Cotton prices edged down in January, according to the U.S. Department of Agriculture. The seven-market U.S. average cotton spot price fell from $0.591 per pound on Dec. 31 to $0.584 on Jan. 30, a 1.3% decline.
Though demand for cotton has being revived by the lower prices, there still remains tremendous downward price pressure from the worldwide cotton glut.
Cotton stocks are projected to reach a new record in the current season, rising 6 percent to 108.6 million bales. Global cotton mill use for 2014-2015, on the other hand, is forecast to rise by only 3 percent above last year, to 112.2 million bales.
China has begun to release large portions of the cotton reserves it stockpiled during the buying program it implemented for several years to support prices. In September 2014, the Chinese government stopped buying cotton from farmers for national reserves, opting instead to give direct subsidies to farmers, and to reduce cotton import quotas in order to stimulate demand for domestic fiber.
India, the world’s second largest exporter, has recently surpassed China in cotton production as acreage there remains stable to slightly up. India’s acreage plans for 2015/2016 will have significant impact on global production and prices given its limited warehousing capabilities.
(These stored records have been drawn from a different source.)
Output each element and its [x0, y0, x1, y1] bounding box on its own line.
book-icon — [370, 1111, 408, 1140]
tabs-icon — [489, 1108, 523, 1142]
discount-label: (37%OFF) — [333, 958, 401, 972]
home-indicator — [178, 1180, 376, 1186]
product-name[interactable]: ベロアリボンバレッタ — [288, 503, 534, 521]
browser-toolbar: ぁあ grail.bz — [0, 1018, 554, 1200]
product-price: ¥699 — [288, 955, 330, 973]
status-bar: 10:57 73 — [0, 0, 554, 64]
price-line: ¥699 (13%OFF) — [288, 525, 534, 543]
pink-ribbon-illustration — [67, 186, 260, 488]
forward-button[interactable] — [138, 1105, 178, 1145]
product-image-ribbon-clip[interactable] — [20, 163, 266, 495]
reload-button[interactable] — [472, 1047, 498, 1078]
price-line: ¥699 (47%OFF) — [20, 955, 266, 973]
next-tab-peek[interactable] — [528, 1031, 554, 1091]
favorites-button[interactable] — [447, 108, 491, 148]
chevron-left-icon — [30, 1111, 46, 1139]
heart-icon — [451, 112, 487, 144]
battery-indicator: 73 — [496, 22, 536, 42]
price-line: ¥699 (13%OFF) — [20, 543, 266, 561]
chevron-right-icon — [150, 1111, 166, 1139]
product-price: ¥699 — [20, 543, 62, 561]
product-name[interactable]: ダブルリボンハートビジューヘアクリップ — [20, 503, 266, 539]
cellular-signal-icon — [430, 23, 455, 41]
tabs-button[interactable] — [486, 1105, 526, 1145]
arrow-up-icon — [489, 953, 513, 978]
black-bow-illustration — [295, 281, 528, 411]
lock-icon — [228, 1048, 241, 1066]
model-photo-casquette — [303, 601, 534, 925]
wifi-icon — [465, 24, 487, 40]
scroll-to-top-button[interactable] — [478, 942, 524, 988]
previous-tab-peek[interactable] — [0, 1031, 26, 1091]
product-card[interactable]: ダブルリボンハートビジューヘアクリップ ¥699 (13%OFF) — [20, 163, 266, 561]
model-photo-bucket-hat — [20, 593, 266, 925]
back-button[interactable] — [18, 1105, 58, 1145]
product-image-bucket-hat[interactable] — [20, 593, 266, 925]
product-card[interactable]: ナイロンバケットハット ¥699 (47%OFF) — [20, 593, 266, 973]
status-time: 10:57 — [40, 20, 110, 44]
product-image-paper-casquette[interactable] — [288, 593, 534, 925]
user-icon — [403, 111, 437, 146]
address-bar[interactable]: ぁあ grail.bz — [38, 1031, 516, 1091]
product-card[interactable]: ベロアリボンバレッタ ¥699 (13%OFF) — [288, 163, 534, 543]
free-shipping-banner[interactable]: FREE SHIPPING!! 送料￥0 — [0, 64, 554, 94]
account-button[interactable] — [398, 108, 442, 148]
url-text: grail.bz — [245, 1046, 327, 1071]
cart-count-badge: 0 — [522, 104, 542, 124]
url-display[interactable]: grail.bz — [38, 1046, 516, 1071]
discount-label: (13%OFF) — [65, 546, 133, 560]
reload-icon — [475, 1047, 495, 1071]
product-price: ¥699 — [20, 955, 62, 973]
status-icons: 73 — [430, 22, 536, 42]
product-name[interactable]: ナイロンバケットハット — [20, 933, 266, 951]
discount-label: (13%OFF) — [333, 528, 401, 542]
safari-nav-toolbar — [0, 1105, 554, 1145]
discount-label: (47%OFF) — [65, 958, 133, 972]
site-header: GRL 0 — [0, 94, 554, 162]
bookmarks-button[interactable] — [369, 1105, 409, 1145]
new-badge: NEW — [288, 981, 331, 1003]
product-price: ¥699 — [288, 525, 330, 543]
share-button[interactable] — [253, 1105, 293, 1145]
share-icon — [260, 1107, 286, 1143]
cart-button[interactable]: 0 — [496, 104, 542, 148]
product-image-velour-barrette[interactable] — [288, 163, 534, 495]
Global cotton trade is expected to decline for the second consecutive season, to 34 million bales, 16 percent below the prior season.
The latest USDA cotton projections for 2014/15 indicate that global cotton production will be 119 million bales, slightly below the prior season as yield reduction is expected to more than offset increased planted area. Last month, the U.S. cotton crop forecast was increased slightly to 16.1 million bales, 3.1 million bales above the 2013 crop. China’s crop forecast was estimated at 30 million bales, down by almost 3 million from last year.